Malawian activists are planning a mass protest for Wednesday after talks with the government on political reforms that could see the United States and Britain resume aid to the country became deadlocked.
Civil rights groups want President Bingu wa Mutharika to explain his personal wealth, address foreign exchange and fuel shortages and reconcile with Britain, which froze aid after a diplomatic spat.
"Government has not met any demand in our petition and all they want us to do is to call off the demonstrations," said Billy Mayaya on behalf of the rights' groups.
Officials from the ruling party and rights groups were trying to reach a compromise to avert a possible protest after demonstrations last month left 19 protesters dead.
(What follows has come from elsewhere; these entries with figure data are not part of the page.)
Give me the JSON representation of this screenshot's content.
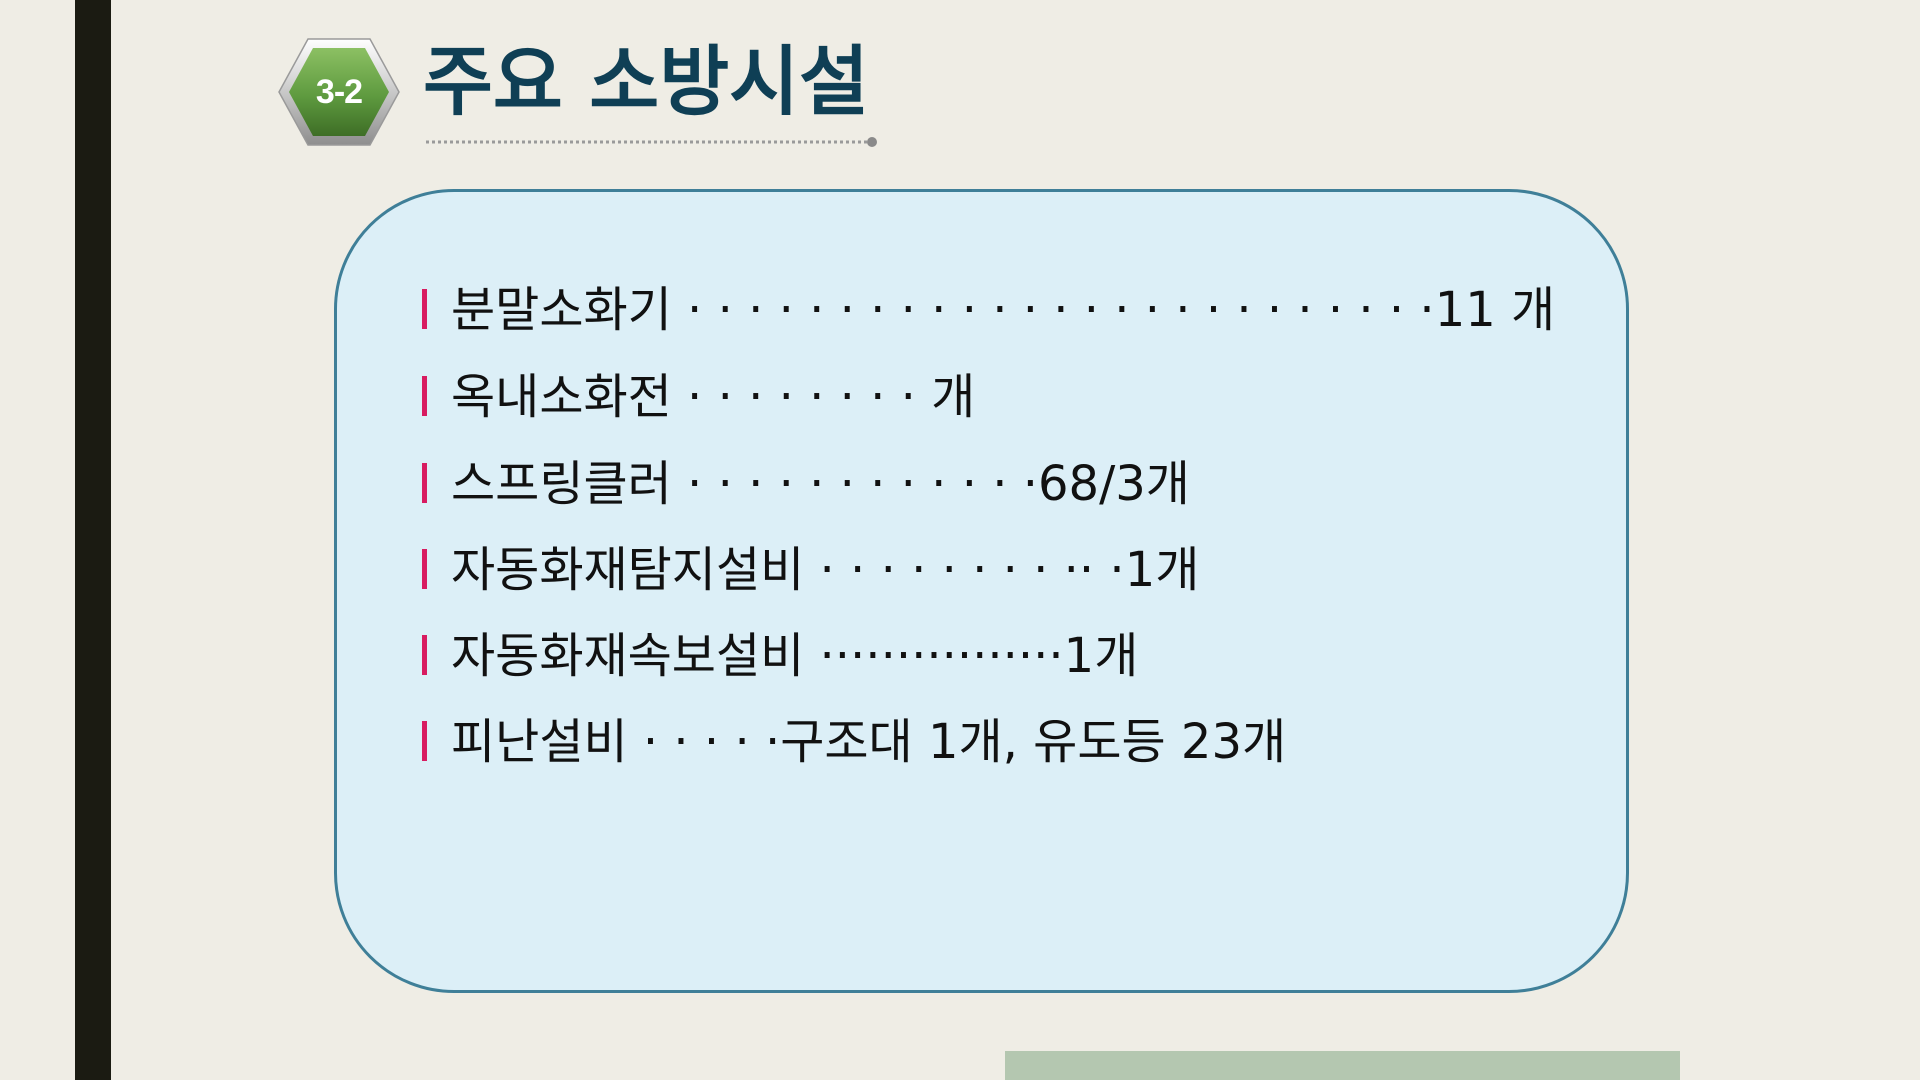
{
  "header": {
    "badge": "3-2",
    "title": "주요 소방시설"
  },
  "colors": {
    "background": "#efede5",
    "left_bar": "#1b1b12",
    "title": "#0f3f55",
    "box_fill": "#dceff7",
    "box_border": "#3f7f98",
    "marker": "#d81b60",
    "badge_green": "#5e9a3f",
    "bottom_strip": "#b4c7b0"
  },
  "items": [
    {
      "text": "분말소화기 · · · · · · · · · · · · · · · · · · · ·  · · · · ·11 개"
    },
    {
      "text": "옥내소화전 · · · · · · · · 개"
    },
    {
      "text": "스프링클러 · · · · · · · · · · · ·68/3개"
    },
    {
      "text": "자동화재탐지설비 · · · · · · · · ·· ·1개"
    },
    {
      "text": "자동화재속보설비 ················1개"
    },
    {
      "text": "피난설비 · · · · ·구조대 1개, 유도등 23개"
    }
  ]
}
A senior presidential aide at State House confirmed negotiations had reached deadlock but declined to comment on the government's next step.
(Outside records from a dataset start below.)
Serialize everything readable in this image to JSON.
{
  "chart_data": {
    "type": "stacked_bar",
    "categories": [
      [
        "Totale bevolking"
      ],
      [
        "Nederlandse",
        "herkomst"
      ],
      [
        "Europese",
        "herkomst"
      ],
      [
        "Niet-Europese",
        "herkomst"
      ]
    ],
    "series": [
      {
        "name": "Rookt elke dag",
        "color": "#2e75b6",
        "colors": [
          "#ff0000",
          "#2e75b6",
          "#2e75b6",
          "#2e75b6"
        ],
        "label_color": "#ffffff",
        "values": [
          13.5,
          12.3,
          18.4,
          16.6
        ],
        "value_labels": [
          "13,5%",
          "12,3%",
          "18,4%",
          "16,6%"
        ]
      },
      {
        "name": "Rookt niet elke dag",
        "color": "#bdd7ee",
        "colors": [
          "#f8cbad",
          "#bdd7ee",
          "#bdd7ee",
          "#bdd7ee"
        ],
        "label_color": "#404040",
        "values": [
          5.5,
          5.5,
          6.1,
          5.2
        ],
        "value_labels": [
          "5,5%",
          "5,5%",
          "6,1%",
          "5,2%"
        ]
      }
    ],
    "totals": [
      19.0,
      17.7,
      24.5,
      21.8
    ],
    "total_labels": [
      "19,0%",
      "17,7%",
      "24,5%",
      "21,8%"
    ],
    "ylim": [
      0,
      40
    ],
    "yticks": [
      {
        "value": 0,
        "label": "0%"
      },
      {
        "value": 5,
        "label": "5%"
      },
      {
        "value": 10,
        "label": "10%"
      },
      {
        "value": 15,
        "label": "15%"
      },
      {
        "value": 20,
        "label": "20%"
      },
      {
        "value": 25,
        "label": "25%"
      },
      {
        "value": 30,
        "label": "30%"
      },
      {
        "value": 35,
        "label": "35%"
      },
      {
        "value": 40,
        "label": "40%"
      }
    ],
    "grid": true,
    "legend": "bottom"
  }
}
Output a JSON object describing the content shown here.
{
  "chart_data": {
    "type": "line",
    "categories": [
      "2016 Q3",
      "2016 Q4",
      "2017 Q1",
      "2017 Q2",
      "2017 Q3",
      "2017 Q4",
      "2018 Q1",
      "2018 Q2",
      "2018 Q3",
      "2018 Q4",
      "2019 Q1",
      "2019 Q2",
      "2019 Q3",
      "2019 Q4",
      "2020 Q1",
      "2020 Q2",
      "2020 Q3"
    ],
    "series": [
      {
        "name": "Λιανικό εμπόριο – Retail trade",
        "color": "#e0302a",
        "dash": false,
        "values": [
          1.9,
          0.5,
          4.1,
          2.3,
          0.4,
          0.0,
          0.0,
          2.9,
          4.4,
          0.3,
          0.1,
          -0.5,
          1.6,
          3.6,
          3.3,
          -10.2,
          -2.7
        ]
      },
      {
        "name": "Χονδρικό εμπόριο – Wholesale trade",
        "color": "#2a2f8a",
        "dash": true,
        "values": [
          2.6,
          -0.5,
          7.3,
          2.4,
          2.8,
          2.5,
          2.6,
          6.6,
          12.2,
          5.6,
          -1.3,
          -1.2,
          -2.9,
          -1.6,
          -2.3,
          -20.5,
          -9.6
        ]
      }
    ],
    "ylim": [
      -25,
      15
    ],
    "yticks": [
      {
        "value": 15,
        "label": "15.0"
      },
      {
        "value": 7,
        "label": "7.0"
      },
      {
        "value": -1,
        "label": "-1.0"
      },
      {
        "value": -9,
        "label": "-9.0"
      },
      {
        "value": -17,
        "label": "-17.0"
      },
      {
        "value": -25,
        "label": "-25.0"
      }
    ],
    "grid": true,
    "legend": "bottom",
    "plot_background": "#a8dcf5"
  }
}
Mutharika has presided over six years of phenomenal economic growth which is teetering on the brink of collapse because of a diplomatic dispute with Britain, Malawi's biggest donor, over a leaked embassy cable that referred to him as "autocratic and intolerant of criticism".
The cable led to the expulsion of Britain's ambassador to Lilongwe, and in response, Britain expelled Malawi's representative in London and suspended budget support worth millions of dollars.
The freeze has left a yawning hole in the budget of a country reliant on handouts for 40 percent of its revenues, and intensified a dollar shortage that this week saw the government devalue its kwacha currency by 10 percent to 165 against the U.S. dollar.
The dollar crunch has also pushed up fuel prices and exacerbated an already chronic energy shortage, making a government economic growth forecast of 6.6 percent for this year look increasingly unrealistic.